Assim, tudo que for diferente da lei, mais benéfico, poderá ser objeto de convenção ou acordo coletivo de trabalho, desde que não contrarie normas proibitivas estatais de ordem pública, isto porque os contratos de trabalho estão submetidos aos princípios da proteção e da indisponibilidade. Disso decorre que não podem as partes criar, por meio dos instrumentos coletivos de trabalho, condições inferiores ao previsto em normas de ordem pública, que asseguram um conteúdo mínimo obrigatório correspondente aos direitos humanos fundamentais, sem os quais há desrespeito ao princípio da dignidade humana, do valor social do trabalho e do pleno emprego.

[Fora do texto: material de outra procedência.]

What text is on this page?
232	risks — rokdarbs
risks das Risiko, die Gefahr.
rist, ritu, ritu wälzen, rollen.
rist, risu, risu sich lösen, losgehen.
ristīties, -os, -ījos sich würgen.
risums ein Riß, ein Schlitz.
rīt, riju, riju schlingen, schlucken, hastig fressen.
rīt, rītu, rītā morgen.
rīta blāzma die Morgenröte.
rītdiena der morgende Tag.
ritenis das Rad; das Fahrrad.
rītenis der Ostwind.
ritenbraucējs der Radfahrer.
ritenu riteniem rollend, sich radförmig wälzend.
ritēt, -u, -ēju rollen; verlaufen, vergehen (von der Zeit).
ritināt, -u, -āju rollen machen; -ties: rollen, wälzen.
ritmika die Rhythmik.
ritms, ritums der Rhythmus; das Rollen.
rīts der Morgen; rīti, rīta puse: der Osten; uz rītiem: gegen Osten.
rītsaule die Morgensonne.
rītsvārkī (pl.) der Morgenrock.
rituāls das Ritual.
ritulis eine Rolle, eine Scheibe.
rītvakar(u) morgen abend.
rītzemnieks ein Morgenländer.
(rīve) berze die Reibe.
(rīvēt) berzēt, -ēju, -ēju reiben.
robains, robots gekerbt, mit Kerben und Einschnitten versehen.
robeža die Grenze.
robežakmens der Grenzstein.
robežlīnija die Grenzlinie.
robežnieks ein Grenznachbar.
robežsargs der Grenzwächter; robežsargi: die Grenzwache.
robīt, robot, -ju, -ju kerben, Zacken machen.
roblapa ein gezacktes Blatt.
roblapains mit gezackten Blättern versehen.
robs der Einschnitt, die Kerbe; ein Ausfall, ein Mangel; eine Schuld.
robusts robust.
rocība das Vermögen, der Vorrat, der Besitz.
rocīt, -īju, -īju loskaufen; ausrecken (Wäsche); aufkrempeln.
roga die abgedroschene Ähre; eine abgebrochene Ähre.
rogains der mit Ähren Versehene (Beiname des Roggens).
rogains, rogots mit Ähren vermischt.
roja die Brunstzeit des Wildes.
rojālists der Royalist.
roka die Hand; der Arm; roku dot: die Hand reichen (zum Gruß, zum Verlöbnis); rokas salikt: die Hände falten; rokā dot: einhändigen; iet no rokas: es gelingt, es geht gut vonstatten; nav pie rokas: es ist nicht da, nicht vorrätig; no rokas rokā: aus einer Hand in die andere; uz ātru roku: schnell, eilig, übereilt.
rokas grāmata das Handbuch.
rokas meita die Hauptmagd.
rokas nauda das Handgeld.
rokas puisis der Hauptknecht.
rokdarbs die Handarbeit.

É o que ocorre em relação às normas de segurança e medicina do trabalho, registro profissional, convenções e tratados internacionais que versem sobre direitos fundamentais. Já nas matérias indisponíveis relativamente, podem as partes dispor de forma diversa do que está na lei, como, por exemplo, a modalidade de pagamento de salário, a fixação da jornada de trabalho, o fornecimento ou não de utilidades e suas repercussões no contrato de trabalho.
Existem casos de flexibilidade autorizados na Constituição Federal, como a redução de salário em momento de crise econômica da empresa (artigo 7º, inciso VI), compensação de jornada de trabalho (artigo 7º, inciso XIII), negociação de jornada para o trabalho em regime de turno ininterrupto de revezamento (artigo 7°, XIV), trabalho em tempo parcial (artigo 58-A, CLT) e suspensão do contrato de trabalho para cursos profissionalizantes (artigo 476-A, CLT).
Portanto, como afirma Maurício Godinho, pelo princípio da adequação setorial negociada, as normas entabuladas entre patrões e empregados podem prevalecer em relação às normas estatais nos seguintes casos:
a) quando as normas autônomas implementam um padrão setorial de direitos superior ao padrão geral oriundo da legislação heterônima aplicável;
b) quando as normas autônomas transacionam setorialmente parcelas trabalhistas de indisponibilidade relativa (e não absoluta).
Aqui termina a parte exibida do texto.